Le Centre de Télécommunications et Technologies de l’Information (CTTI) de la Generalitat a paralysé l’attribution d’un contrat d’une valeur de 127 millions, TVA incluse, à l’entreprise commune temporaire (UTE) Sirt-Connecta après avoir déposé un recours contre le processus de l’UTE Telefónica-Tradia (Cellnex). Le CTTI avait accepté d’attribuer ce contrat à Sirt et Connecta lorsque cette entreprise commune a obtenu une note de 96,22 points et que l’alliance entre Telefónica et Tradia est restée à 96,22 points. La décision a été prise le 31 octobre. Parmi les quatre offres présentées, celle commune entre Telefónica et Cellnex, qui formaient également une coentreprise, était la seule qui ne proposait pas d’utiliser des équipements du chinois Huawei, car ils avaient opté pour le finlandais Nokia. Les autres offres concurrentes étaient menées par MasOrange et Vodafone.
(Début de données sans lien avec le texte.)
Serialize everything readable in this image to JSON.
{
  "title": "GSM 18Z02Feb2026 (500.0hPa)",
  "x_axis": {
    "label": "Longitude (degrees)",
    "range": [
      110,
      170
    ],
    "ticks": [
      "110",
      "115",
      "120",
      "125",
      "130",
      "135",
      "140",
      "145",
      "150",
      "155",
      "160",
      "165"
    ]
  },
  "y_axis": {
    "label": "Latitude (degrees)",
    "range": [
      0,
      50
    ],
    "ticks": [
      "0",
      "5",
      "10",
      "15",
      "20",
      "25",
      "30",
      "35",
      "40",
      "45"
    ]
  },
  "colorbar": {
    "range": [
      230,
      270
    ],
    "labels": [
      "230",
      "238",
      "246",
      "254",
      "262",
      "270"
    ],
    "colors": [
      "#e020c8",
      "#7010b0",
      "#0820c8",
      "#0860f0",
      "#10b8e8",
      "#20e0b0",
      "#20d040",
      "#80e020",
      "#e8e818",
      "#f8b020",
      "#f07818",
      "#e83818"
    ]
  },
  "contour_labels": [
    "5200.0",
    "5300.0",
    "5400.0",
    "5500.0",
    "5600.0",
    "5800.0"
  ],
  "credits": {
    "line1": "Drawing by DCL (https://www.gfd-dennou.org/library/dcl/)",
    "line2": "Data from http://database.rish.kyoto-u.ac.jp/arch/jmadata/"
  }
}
Concrètement, il s’agit de l’attribution « d’un accord-cadre pour les services de connectivité d’entreprise aux points de service de la Generalitat et de son secteur public, y compris l’exécution des travaux nécessaires pour connecter les points de service à la fibre optique existante ». Le délai d’exécution est de quatre ans et il n’y a aucune possibilité de prolongation.
Ce contrat a suscité la polémique car, selon diverses informations journalistiques, la coentreprise qui l’a remporté prévoit d’utiliser des équipements technologiques de la société chinoise Huawei. Le processus est paralysé dans l’attente du jugement du Tribunal catalan des contrats du secteur public, selon les informations consultées par EFE.
La Commission européenne a mis en garde à plusieurs reprises contre le poids excessif de Huawei en tant que fournisseur technologique d’infrastructures clés en Espagne, au point de demander l’exclusion de ce fournisseur chinois des infrastructures de télécommunications européennes critiques. Ils avancent un risque potentiel pour la sécurité en raison de ses liens avec le gouvernement chinois. Cependant, la Generalitat a interprété que les recommandations de l’UE en matière de cybersécurité, très axées sur les réseaux 5G, ne les affectaient pas car XCAT n’est pas un réseau 5G.